What impresses him in the US is how far the artisanal ice cream movement has come. More and more ice cream artists, as he calls them, are experimenting with new flavors and taking the time to find the freshest seasonal ingredients. (One woman he knows makes strawberry-rhubarb ice cream.) Others will roast nuts by hand, for example, and buy cream only from small small local dairies.
What doesn't thrill McGarry is the use of mix-ins. "At a lot of ice cream chains, the ice cream isn't that great unless you throw in a Snickers bar," he says.
This is just one of the lessons McGarry plans to teach his son, who is 15 months old. The little boy got his first ice cream when he turned 1. Not surprisingly, "his eyes lit up."
What excites his father, though, is the idea of passing along the ice cream parlor experience. "Each stand has such a great story," he says. "Certain parlors have been around for 100-plus years, and I don't think the community could get along without them."
That sense of community is one reason many people tend to buy from the same place again and again, McGarry says, rather than expanding their range. But he encourages folks to add ice cream to their travel itineraries this summer. "It doesn't take a reservation, it's a cheap little treat, and everyone is equal."
How much ice cream is produced annually in the United States?
A. Enough to fill the Queen Mary.
B. Enough to fill the Rose Bowl.
C. Enough to fill the Grand Canyon.
If you answered C, you're probably a consumer of some of the 1.4 billion gallons of ice cream produced yearly in the US. The sweet treat - and its equally popular cousins gelato, frozen custard, sherbet, and frozen yogurt - is a lucrative industry that racks up more than $20 billion a year in sales.
From its origins in ancient Mesopotamia and Nero's Rome, to its popularity in Renaissance courts and 17th-century Parisian cafes, ice cream was served in many countries long before its first recorded US appearance in the 1700s. But while it may not have been an American invention, it has certainly become an institution here. Dolley Madison made it all-American, Baskin-Robbins popularized inventive flavors, and Ben & Jerry's put super-premium on the map.
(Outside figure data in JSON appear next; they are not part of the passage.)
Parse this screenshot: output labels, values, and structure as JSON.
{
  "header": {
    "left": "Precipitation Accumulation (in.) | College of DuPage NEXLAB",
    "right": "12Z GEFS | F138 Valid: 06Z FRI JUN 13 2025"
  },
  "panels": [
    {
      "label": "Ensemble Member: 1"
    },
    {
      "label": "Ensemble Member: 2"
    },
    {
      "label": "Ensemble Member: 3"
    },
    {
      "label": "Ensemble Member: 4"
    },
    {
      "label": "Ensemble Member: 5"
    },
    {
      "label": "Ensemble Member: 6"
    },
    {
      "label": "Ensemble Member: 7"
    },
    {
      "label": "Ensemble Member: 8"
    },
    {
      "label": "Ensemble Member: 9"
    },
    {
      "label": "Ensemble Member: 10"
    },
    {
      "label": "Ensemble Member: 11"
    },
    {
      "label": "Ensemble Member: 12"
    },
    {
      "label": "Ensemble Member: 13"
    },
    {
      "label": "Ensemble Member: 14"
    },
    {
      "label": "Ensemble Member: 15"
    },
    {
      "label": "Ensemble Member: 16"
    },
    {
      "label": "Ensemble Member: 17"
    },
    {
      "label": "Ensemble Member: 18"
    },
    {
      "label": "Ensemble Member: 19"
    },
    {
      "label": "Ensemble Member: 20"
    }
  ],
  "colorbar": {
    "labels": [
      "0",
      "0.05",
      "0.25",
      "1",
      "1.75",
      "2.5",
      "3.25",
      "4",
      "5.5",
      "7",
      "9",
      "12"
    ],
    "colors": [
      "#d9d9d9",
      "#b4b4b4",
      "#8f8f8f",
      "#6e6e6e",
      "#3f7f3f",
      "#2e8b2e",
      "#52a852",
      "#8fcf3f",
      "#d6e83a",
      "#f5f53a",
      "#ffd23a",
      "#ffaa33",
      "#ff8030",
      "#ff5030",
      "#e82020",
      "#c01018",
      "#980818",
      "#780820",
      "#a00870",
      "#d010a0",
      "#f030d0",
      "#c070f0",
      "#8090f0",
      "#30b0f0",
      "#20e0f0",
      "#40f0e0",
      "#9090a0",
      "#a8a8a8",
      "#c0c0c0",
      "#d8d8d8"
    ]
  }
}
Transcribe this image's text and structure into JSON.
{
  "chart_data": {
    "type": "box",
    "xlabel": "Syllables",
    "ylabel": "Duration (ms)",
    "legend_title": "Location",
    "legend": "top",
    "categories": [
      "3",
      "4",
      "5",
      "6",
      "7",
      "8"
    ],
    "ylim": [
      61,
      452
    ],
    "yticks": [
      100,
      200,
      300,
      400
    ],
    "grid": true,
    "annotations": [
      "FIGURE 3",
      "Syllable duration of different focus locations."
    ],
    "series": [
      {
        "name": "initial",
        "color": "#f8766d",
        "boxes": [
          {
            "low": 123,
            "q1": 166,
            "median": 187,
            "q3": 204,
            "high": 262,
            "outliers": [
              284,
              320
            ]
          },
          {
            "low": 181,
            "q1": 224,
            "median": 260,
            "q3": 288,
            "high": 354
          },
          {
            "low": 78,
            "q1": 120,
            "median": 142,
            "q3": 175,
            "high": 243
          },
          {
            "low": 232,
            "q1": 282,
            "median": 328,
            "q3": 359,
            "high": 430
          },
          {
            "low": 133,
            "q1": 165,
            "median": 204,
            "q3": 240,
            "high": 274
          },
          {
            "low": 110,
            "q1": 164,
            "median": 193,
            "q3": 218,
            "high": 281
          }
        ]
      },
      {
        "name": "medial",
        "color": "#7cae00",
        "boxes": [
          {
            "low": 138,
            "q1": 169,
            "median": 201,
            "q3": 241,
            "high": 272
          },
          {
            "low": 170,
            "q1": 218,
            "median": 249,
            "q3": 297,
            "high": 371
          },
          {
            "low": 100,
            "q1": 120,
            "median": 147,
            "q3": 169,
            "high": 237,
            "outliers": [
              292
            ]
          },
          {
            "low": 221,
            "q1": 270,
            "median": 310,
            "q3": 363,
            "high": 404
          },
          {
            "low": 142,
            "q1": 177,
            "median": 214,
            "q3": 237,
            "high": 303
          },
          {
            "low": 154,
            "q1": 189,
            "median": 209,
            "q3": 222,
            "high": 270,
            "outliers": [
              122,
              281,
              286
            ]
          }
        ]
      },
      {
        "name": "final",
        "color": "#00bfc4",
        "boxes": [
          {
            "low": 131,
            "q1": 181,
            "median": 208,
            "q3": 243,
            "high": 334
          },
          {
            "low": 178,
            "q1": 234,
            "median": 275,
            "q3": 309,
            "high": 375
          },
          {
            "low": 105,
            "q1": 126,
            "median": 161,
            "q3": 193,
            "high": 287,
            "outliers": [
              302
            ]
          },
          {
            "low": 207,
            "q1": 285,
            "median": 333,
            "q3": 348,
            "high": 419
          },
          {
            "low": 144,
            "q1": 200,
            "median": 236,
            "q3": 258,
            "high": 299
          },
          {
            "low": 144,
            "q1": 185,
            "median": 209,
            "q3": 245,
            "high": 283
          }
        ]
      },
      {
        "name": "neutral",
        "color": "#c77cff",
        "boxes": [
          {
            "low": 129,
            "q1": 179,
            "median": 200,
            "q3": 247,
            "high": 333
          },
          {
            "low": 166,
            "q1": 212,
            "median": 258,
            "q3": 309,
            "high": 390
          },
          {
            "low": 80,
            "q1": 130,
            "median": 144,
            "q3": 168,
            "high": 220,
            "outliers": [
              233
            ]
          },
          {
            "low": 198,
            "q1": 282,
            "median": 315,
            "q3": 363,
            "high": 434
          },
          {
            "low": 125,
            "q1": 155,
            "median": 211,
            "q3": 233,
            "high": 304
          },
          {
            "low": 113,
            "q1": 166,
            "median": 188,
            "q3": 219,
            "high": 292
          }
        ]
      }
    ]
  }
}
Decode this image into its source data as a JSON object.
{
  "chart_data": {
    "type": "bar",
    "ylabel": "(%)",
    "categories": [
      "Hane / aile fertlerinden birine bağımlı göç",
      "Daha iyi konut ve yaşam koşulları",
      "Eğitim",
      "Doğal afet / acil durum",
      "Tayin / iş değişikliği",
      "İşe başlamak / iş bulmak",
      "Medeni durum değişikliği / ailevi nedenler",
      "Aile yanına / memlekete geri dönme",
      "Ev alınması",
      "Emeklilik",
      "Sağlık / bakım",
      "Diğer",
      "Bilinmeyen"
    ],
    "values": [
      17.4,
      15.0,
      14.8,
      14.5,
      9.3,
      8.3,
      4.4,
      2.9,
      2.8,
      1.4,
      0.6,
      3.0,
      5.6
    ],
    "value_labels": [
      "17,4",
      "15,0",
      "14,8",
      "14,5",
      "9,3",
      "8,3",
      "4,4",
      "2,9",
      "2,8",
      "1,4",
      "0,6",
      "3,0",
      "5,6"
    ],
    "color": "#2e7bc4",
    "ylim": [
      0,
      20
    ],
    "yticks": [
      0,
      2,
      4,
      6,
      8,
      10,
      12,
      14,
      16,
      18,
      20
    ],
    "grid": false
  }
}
In 1984, President Reagan declared July to be National Ice Cream Month.
Here are some other ice cream facts:
• The United States produces more ice cream per year than any other country.
• Per capita, New Zealanders eat the most ice cream - 55.5 pints per person annually.
• California makes more ice cream than any other state.
• Residents of Portland, Ore., eat more ice cream than those of any other US city.
• The most popular flavor of ice cream is vanilla, followed by chocolate, butter pecan, strawberry, and Neapolitan.
• The favorite ice cream topping is chocolate syrup.
• It takes approximately 50 licks to polish off an average single-scoop cone.
• The largest ice cream sundae in the world was made in 1988 in Alberta, Canada, and weighed 54,914 pounds.
• An ice cream shop in Venezuela, Helados Coromoto, is listed in the Guinness Book of World Records as serving the most flavors: 550.
• Ninety-eight percent of all US households purchase ice cream.
• More ice cream is sold on Sunday than any other day of the week.